Christians still feel marginalised - report
Published 10 November 2011
A new report out from Premier Christian Media warns of a “strong bias” against Christians in British public life.
The media group’s report is based upon consecutive polls it has commissioned in recent years to gauge perceptions among Christians and non-Christians.
Feelings of marginalisation were found to be particularly strong amongst Christians. In a 2008 survey of 500 Christians, 73% said they felt Christians were being unfairly marginalised in British society.
That was followed by a C-Panel poll the following year which found that 66% of Christians felt there was greater negative discrimination towards Christians than other faiths.
Although non-Christians were far less likely to agree that Christians were being marginalised, poll results revealed a sympathetic general public.
In a May 2010 ComRes poll of Christians and non-Christians, 38% believed marginalisation of Christianity was increasing. In March this year, a similar ComRes poll found that 37% of the general public felt the Government favours other religions over Christianity. In the 2010 survey, 43% of the general public said they expected the marginalisation of Christians in society to increase in the next five years.
Premier noted perceptions of “favouritism” towards Muslims in particular and a bias towards homosexual lobby groups.
It pointed to the recent statement by the Equality and Human Rights Commission acknowledging that Christians were being discriminated against more than other religious groups in the workplace and proposing the “reasonable accommodation” of beliefs. It retracted the statement a few weeks later following the intervention of Angela Mason, formerly of gay rights group Stonewall.
Despite perceptions of marginalisation, Premier noted that in another poll, only 12% of Christians said they had experienced victimisation directly.
Premier said that the feelings of marginalisation could be attributed to the media or the rise of secularism.
The report stated: “There are several explanations for this general feeling of increased marginalisation. The first reason is the rise of secularism, evidenced through the virulent campaigning of such groups like the National Secular Society.
“Another contributory factor could be the negative role some parts of the media has played, not only in shaping public perception, but more specifically, creating a climate of anxiety and fear amongst Christians.”
Polls consistently revealed feelings of dissatisfaction with the way that issues of a Christian nature are portrayed by the media, with one respondent saying that Christians were often depicted as “complaining”, “bigoted” or “extreme”.
“Our evidence shows that not only is the misrepresentation of Christians and Christianity in the news affecting the general public’s perception, but it is also affecting the Christian community,” Premier said.
Premier warned that the “sensational” way in which some legal cases involving Christians had been covered by the media had contributed “significantly to creating a climate of fear amongst Christians”.
The report went on to state that there was an “inconsistency” in the way that courts apply and interpret equality laws in relation to Christians.

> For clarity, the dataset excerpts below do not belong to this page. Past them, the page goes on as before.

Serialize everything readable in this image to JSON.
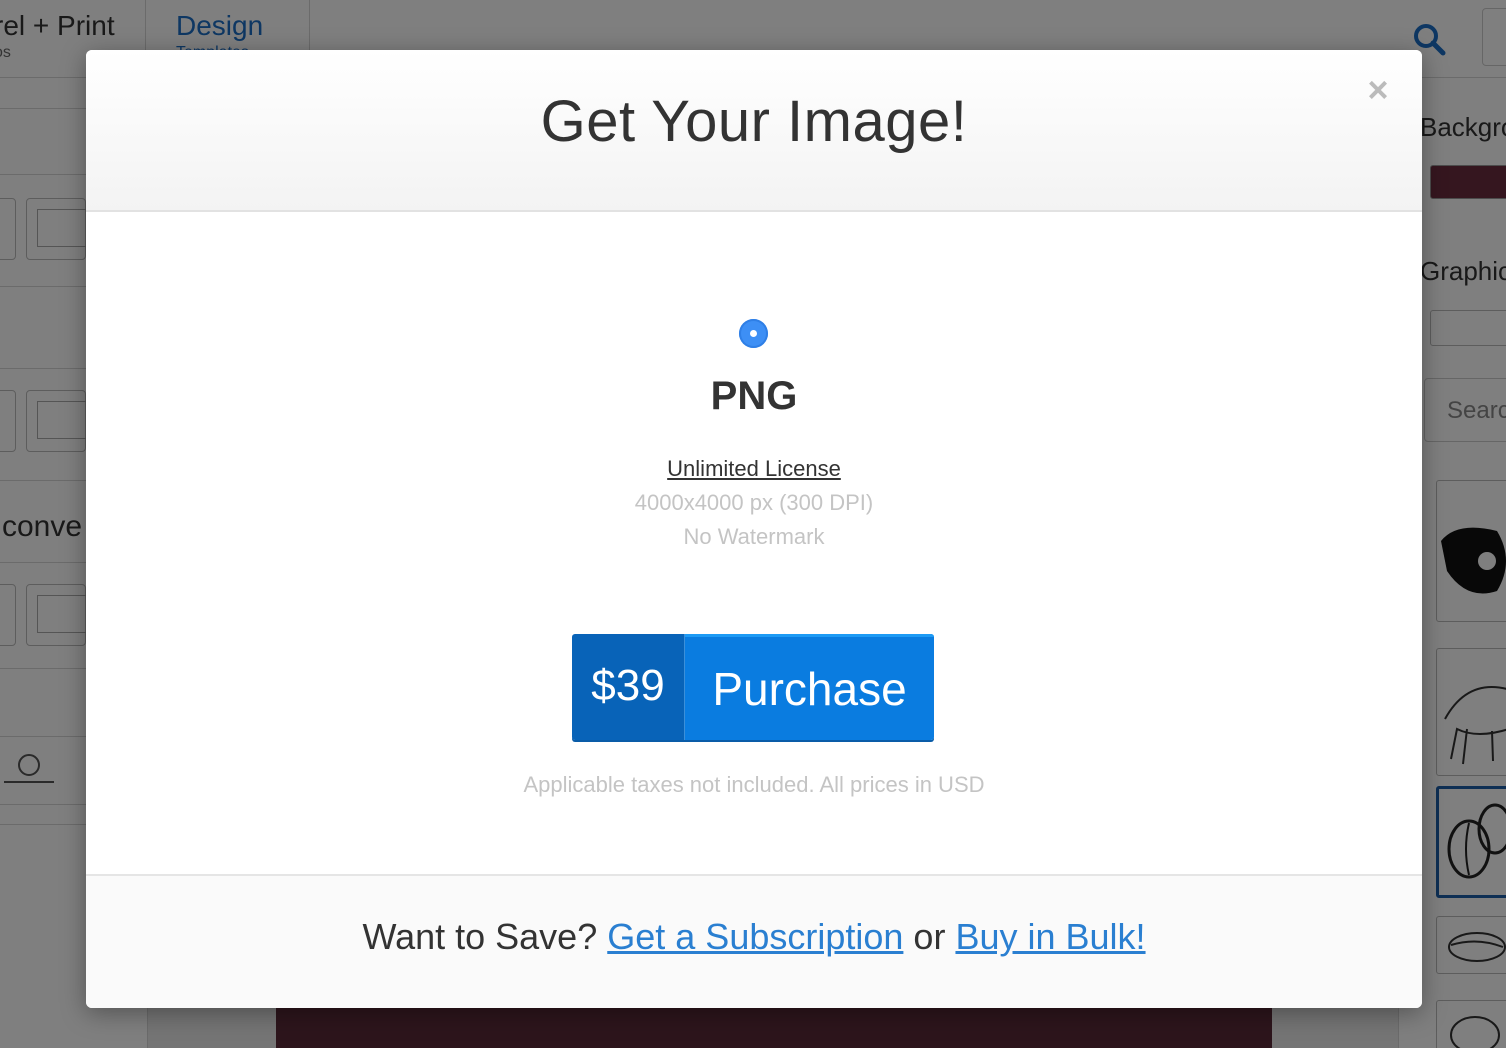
{
  "background_app": {
    "nav_apparel_title": "rel + Print",
    "nav_apparel_subtitle": "os",
    "nav_design_title": "Design",
    "nav_design_subtitle": "Templates",
    "left_panel_text": "conve",
    "right_panel_background_label": "Backgro",
    "right_panel_graphics_label": "Graphic",
    "right_panel_search_placeholder": "Searc",
    "background_swatch_color": "#6b2c3f"
  },
  "modal": {
    "title": "Get Your Image!",
    "close_label": "×",
    "format": "PNG",
    "license_link": "Unlimited License",
    "resolution": "4000x4000 px (300 DPI)",
    "watermark": "No Watermark",
    "purchase_price": "$39",
    "purchase_label": "Purchase",
    "taxes_note": "Applicable taxes not included. All prices in USD",
    "footer_prefix": "Want to Save?",
    "footer_subscription_link": "Get a Subscription",
    "footer_or": "or",
    "footer_bulk_link": "Buy in Bulk!"
  },
  "colors": {
    "accent": "#0a7ce0",
    "accent_dark": "#0863b8",
    "link": "#2a7fd1",
    "radio": "#3d8ff5"
  }
}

“When it comes to competing rights between different groups, the rights of Christians seem to be ‘sacrificed on the altar of political correctness’,” the report stated.
In spite of the evidence for marginalisation, Premier stressed that there was a “distinct difference” between ‘marginalisation’ and ‘persecution’ and that the term ‘persecution’ could not be applied to the British experience.
“People who consider religion a private matter that does not belong in the public square sometimes discipline Christians who express their faith symbolically at work.
“This is not persecution in the sense that Christians in North Korea and elsewhere experience it. It is just a clash of cultures and needs to be resolved as such.”
Polls indicate strong support for religious freedom in British society, with 87% of people agreeing that religious freedom is an important part of being British.
In a ComRes poll of 1,000 people last year, 85% agreed that “everyone should have the freedom to wear a religious symbol if they want”, while 81% agreed that people should have the right to “wear and show a cross at work if they want to, whatever their job”.
The report concludes with a warning that religious freedoms are being eroded in the UK by “equality legislation and political correctness”.
“To some extent this is inevitable,” Premier states. “Post-modern culture rejects all meta-narratives, including the biblical worldview and its claim to uniqueness.
“Christians who take their faith seriously are at risk of being marginalised because we threaten the presuppositions of this culture.”
The report makes several recommendations, including an appeal to people of all faiths and none to tolerate the beliefs of others and the right to express deeply held convictions “in a civil manner”.
Courts should not show bias to other faiths or groups, the report says, and the media should represent Christianity in a more balanced way.
Legislation also needs to be reviewed and revised to enable true freedom of thought, conscience and religion, while employers should ensure religious liberty in the workplace, Premier says.
“The suggestion that religion is a purely private matter is naïve and shows a total misunderstanding of the teaching of Jesus and the whole Bible.
“Loving one’s neighbour, exerting a ‘salt and light’ influence, and rendering to Caesar what is Caesar’s, are meaningless if the Christian faith and understanding only concern the inner life of the believer.
“Similarly, the ethical teaching of the Old Testament is for a nation as well as for individuals.”